A French priest of the 19th century put it this way: “Believe me, my dear Friends; believe an experience ripened by thirty years in the Sacred Ministry. I affirm that all deceptions, all spiritual deficiencies, all miseries, all falls, all faults and even the most serious wanderings out of the right path — all proceed from this single source: a lack of constancy in prayer. Live the life of prayer; learn to bring everything, to change everything into prayer: pains and trials, and temptations of all kinds. Pray in the calm; pray in the storm; pray on waking and pray during the daytime. Going and coming, pray! Tired out and distracted, pray! Whatever repugnance you may have, pray! Pray, that you may learn to pray. “Teach us, O Lord, how to pray” (Luke 11:1). “But I cannot pray!” That is a heresy. Yes, you can always pray. If you feel a disgust for, nay, a horror of prayer, pray on, pray in spite of yourself, against yourself. Beg for the courage in prayer that our agonising Saviour merited for you by His pangs in Gethsemane and upon Calvary. Pray, for prayer is the strength that saves, the courage that perseveres, the spiritual bridge cast over the abyss that joins the soul to God”. (Fr Gustave Xavier de Ravignan).

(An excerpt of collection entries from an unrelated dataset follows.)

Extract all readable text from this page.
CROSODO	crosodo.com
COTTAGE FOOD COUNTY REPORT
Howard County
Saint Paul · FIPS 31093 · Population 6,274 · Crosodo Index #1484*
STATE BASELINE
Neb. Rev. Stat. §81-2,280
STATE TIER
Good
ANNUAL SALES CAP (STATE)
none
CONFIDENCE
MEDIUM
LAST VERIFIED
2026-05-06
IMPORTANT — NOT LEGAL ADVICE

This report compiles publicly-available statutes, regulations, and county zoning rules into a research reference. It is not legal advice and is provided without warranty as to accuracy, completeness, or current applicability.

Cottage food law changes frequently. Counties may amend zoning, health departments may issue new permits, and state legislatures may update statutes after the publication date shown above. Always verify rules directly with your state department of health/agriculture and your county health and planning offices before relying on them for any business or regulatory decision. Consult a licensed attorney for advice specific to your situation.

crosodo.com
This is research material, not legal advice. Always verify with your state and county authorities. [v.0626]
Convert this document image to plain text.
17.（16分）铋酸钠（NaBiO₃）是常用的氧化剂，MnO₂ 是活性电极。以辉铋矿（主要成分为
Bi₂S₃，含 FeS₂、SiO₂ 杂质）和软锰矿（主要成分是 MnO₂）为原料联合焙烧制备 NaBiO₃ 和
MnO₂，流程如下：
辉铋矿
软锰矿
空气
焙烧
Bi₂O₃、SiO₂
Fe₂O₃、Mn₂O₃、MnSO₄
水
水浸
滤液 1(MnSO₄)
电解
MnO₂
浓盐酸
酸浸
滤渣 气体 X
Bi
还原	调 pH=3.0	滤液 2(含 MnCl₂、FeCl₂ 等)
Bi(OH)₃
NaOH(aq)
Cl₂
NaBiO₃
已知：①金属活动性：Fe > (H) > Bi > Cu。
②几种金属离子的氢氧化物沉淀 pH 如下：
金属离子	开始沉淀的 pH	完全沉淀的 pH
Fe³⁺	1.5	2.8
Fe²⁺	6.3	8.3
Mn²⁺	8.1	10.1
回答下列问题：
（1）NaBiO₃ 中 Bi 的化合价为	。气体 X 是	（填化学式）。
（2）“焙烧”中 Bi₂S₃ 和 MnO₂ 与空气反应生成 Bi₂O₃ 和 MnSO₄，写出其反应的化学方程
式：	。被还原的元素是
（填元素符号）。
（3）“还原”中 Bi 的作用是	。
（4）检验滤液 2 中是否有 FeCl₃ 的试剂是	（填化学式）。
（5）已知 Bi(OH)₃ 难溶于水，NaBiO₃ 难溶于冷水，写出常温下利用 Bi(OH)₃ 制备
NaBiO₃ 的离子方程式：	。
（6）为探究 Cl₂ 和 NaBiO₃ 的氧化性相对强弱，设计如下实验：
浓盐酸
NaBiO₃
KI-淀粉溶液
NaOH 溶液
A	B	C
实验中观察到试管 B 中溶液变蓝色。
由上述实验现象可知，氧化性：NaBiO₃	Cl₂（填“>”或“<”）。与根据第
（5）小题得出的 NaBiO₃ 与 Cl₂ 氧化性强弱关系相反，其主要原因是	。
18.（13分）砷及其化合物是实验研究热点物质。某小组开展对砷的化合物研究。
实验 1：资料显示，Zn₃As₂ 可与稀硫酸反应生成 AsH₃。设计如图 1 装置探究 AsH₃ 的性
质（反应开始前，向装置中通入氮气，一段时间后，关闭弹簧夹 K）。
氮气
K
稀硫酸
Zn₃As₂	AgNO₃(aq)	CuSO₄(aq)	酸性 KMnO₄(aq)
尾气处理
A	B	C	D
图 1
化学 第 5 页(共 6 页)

Once we have formed a strong Christian community built on fervent prayer, composed of men and women who really want to be saints, then we start to expand. Many will come from the East and the West, says Our Lord in today’s Gospel. They will come, but they will come only if we go out there and proclaim the truth to them. Our Blessed Lord made the apostles fishers of men, but as every fisherman knows, fish do not jump into the boat! You have to go get them. There are many fish out there, my dear friends, many souls full of leprosy, many souls spiritually dead and on the verge of damnation. We must bring them to Our Blessed Lord. A true Catholic cannot allow himself to live in a spiritual ghetto, where he has all he needs for his soul, but no concern for those of others. No, the true Catholic knows he is responsible for the salvation of souls.

That is why, in today’s epistle, St Paul puts the faithful on their guard against a possible deviation in every community: that of internal strife and fighting, for such, in addition to offending the Sacred Heart of Our Lord, paralyse the missionary thrust. “Be of one mind one towards another. Be humble. Be not conceited. Render no man evil for evil. As much as is in you, have peace with all men. Revenge not yourselves. Be not overcome by evil: but overcome evil by good.” (cf. Rom. 12). Following this teaching of the apostle, St Ignatius gives this sound advice: “Every good Christian should more ready to put a good interpretation on another’s statement than to condemn it as false. If an orthodox construction cannot be put on a proposition, the one who made it should be asked how he understands it. If he is in error, he should be corrected with all kindness. If this does not suffice, all appropriate means should be used to bring him to a correct interpretation, and so defend the proposition from error.” How many misunderstandings, how many sins, how much strife would be avoided if we took this advice to heart!

Did not Our Blessed Lord give us the sign at which true disciples are known: “In this will all men know that you are my disciples, if you have love for one another” (Jn 13:35). That is the sign, the only sign, one upon which we must often meditate. That is why St Benedict tells his monks to “honour all men” and welcome all guests as if they were Christ Himself. All are in need of Christ and we must do everything we possibly can to bring Him to them.

May Mary Help of Christians, patroness of Australia, this great nation whose existence we celebrate on this day, intercede for us and help us to radiate the Face of Christ to all. May she light a fire of divine love in our hearts so that the entire country may be set ablaze, not with the fire that destroys, but the fire of love that purifies, heals, saves, lifts up to heavenly things, and leads to eternal life. Amen.